In a parking support device that supports parking of a vehicle based on one parking frame line,
A parking assistance apparatus comprising a recognition unit that recognizes the one parking frame line among a plurality of parking frame lines based on another parking frame line.   The recognition means recognizes the one parking frame line existing on one side of the passage among the parking frame lines existing on both sides of the passage based on the other parking frame line existing on the opposite side of the passage. The parking branch line device according to claim 1.   The recognizing means determines the one parking frame line in consideration of an angle formed by the one parking frame line existing on one side of the passage and the other parking frame line existing on the opposite side of the passage. The parking branch line device according to claim 2 to recognize. Imaging means for imaging the periphery of the vehicle;
Detecting means for processing the image picked up by the image pickup means and detecting the other parking frame line;
Storage means for storing arrangement information of a plurality of parking frame lines,
The said recognition means refers to the said arrangement | positioning information memorize | stored by the said memory | storage means, and recognizes the said one parking frame line based on the said other parking frame line detected by the said detection means.

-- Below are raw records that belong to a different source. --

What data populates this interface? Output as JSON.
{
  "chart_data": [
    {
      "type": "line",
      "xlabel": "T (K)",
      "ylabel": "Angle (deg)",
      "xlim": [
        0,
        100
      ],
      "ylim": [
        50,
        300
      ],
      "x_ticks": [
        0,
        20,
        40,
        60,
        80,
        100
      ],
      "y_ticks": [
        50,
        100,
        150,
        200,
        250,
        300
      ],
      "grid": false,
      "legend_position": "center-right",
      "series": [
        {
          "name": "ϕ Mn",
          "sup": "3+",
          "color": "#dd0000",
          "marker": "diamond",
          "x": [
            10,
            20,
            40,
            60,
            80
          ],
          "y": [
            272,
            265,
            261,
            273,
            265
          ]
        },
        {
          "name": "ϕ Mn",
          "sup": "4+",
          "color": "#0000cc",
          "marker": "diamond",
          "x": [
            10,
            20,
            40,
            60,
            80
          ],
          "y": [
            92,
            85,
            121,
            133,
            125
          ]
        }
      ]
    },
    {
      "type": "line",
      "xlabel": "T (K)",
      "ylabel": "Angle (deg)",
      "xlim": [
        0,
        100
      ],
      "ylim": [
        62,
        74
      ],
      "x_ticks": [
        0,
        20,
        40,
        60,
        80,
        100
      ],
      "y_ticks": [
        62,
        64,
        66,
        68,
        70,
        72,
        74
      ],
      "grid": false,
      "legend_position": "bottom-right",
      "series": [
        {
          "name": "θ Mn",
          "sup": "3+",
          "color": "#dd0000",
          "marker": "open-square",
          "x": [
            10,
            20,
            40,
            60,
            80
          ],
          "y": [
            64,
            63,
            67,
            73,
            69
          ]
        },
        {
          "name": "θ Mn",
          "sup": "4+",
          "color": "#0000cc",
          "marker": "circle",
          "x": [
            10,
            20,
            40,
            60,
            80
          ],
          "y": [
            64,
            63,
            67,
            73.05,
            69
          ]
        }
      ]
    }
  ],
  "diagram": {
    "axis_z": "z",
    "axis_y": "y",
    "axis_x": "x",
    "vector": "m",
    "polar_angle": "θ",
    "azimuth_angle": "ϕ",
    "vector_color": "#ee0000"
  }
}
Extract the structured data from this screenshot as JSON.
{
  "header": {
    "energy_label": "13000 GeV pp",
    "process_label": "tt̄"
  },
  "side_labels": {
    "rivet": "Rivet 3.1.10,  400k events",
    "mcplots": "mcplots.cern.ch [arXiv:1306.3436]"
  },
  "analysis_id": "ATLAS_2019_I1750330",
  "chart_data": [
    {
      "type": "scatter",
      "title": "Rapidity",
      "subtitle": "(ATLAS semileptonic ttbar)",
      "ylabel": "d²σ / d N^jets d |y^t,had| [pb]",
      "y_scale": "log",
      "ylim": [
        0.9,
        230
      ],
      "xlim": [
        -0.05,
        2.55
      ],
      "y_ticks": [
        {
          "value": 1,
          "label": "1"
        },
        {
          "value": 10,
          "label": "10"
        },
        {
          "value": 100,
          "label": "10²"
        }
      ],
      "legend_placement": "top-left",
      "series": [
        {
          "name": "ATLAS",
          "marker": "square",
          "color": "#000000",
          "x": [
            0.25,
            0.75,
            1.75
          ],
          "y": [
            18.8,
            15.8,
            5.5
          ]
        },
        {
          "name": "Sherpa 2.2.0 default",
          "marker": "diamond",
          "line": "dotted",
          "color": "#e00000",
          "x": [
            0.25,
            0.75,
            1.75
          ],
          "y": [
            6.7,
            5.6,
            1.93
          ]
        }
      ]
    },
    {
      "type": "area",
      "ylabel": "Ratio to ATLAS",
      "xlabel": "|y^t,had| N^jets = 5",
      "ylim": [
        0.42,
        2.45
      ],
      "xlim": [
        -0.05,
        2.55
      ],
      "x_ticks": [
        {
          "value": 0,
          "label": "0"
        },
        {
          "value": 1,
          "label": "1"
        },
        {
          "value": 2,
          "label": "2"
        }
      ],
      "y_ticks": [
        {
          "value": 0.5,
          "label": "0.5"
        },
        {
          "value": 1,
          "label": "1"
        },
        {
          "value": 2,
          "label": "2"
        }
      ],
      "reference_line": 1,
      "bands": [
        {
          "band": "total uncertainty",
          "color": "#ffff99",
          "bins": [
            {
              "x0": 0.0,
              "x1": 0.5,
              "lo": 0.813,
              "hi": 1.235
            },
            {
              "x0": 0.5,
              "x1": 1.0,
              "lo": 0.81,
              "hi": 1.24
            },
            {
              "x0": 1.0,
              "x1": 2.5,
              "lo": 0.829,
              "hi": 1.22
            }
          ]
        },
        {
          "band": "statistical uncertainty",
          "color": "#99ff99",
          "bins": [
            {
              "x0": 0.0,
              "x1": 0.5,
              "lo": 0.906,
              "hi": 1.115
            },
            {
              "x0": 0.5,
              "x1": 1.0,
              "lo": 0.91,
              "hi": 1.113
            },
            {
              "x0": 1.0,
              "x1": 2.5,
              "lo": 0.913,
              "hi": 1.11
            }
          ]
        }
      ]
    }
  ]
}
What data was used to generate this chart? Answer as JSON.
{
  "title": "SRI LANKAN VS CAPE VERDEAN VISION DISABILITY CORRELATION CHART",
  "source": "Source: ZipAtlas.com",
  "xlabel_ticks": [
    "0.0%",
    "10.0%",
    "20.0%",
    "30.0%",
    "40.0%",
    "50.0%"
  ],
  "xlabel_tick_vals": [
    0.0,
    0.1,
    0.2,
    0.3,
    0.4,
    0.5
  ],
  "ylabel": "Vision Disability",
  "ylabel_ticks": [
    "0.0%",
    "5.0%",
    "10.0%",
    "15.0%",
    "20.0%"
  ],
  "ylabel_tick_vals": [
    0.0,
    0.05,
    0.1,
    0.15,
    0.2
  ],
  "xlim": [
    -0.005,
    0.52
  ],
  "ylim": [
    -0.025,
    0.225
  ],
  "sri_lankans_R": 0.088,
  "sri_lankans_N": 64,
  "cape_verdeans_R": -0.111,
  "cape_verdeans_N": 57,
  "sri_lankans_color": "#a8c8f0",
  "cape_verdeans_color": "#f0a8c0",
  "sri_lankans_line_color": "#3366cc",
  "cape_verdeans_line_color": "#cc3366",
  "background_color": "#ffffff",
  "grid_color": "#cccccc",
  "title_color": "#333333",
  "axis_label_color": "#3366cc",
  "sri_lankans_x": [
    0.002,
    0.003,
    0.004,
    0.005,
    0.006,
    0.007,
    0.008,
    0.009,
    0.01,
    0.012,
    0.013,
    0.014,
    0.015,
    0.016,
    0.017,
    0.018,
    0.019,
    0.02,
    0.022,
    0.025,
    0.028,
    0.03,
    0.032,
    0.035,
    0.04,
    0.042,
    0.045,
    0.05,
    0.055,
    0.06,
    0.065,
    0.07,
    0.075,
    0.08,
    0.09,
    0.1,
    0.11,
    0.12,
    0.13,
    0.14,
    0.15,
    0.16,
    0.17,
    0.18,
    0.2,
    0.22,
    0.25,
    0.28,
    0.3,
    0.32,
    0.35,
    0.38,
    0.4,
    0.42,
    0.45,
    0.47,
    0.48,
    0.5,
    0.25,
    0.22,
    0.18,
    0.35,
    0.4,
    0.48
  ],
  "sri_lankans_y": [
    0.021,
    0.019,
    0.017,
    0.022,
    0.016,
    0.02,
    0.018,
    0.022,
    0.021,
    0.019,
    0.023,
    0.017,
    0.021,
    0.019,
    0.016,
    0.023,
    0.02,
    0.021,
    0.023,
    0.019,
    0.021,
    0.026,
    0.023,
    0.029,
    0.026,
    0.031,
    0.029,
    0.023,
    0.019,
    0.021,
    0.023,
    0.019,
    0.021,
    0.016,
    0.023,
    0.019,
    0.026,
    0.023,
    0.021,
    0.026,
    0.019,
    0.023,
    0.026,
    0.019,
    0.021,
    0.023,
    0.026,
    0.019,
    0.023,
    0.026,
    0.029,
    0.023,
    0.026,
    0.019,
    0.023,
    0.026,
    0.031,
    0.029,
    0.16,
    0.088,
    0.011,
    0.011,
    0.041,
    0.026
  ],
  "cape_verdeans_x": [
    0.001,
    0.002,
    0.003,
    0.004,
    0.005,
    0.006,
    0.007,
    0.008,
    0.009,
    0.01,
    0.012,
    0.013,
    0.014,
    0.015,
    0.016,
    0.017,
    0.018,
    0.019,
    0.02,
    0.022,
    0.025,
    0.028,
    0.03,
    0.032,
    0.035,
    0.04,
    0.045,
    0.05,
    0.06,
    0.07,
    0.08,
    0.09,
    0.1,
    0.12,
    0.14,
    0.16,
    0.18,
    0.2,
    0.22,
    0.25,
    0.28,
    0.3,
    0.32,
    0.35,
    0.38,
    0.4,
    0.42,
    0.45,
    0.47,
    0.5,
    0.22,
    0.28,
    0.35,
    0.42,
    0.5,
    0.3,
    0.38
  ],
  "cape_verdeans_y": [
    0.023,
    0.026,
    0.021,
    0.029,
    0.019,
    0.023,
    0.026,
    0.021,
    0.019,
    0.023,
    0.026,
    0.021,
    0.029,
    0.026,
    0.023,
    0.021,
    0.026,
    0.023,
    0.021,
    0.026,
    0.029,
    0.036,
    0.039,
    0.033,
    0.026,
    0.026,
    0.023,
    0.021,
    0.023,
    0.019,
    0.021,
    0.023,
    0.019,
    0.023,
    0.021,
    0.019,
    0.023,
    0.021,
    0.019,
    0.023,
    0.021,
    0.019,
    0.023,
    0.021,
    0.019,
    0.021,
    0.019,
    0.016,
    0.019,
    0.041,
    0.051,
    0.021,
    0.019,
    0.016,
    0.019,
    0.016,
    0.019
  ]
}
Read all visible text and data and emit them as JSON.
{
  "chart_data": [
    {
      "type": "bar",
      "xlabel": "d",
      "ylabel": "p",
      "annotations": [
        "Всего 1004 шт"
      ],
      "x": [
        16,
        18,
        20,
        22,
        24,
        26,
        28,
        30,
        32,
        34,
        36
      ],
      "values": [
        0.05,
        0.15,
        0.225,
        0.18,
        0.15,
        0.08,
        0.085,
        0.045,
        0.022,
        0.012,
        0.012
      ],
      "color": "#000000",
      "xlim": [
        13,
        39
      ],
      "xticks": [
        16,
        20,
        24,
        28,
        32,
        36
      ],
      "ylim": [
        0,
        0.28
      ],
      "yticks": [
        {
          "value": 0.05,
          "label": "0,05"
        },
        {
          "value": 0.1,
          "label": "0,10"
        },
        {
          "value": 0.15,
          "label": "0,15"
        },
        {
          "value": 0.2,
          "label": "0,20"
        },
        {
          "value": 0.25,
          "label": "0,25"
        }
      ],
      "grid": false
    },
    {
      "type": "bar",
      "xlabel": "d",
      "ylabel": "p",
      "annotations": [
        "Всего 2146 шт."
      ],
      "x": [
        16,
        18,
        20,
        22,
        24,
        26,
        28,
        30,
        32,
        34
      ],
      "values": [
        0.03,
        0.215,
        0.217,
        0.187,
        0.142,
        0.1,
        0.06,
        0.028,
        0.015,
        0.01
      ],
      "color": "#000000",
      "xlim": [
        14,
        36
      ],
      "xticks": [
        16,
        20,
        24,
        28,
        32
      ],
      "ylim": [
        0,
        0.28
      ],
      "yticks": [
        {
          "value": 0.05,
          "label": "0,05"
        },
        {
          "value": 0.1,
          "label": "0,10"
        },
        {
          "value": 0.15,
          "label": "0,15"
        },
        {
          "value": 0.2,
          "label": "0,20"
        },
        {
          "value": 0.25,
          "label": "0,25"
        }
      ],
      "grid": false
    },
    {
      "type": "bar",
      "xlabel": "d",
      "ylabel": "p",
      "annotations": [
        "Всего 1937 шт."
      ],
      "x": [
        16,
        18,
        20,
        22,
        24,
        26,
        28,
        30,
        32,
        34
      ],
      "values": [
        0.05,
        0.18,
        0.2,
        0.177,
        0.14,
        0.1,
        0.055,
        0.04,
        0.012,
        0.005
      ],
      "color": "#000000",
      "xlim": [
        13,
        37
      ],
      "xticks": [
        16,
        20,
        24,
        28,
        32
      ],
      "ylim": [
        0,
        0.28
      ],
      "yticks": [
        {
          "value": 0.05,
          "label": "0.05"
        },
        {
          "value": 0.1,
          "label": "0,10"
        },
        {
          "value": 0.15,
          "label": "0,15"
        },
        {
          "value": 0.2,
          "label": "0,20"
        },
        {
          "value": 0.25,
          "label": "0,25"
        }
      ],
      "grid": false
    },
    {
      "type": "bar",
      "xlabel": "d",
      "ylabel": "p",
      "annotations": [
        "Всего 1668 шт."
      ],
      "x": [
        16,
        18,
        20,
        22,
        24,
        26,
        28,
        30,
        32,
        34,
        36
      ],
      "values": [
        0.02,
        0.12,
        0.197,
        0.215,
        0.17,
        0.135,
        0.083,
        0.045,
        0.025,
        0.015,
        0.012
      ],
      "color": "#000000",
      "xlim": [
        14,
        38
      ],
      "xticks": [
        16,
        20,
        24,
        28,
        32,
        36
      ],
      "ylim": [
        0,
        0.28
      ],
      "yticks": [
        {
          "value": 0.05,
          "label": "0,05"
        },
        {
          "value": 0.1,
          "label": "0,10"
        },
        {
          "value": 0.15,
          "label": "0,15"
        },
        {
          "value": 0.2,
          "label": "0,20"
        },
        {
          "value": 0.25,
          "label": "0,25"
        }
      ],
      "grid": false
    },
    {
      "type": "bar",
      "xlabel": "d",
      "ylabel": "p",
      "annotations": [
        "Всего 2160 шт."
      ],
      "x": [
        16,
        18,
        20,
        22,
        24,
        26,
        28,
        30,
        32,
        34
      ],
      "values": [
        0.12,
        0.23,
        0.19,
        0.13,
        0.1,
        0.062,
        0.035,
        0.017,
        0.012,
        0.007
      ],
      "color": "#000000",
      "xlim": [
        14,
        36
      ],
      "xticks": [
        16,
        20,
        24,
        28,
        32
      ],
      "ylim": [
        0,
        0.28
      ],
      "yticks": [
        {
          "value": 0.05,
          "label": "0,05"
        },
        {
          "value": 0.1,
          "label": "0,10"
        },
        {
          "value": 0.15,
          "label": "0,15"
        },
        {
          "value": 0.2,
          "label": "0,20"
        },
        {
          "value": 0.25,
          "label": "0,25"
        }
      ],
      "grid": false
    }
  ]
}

The parking assistance device according to claim 1. In a parking support method for supporting parking of a vehicle based on one parking frame line,
The parking assistance method which recognizes said one parking frame line based on another parking frame line among several parking frame lines. In a parking support method for supporting parking of a vehicle based on one parking frame line,
Other parking frames detected by processing an image obtained by imaging the periphery of the vehicle with reference to arrangement information of the plurality of parking frame lines stored in advance for the one parking frame line among the plurality of parking frame lines Parking assistance method to recognize based on the line.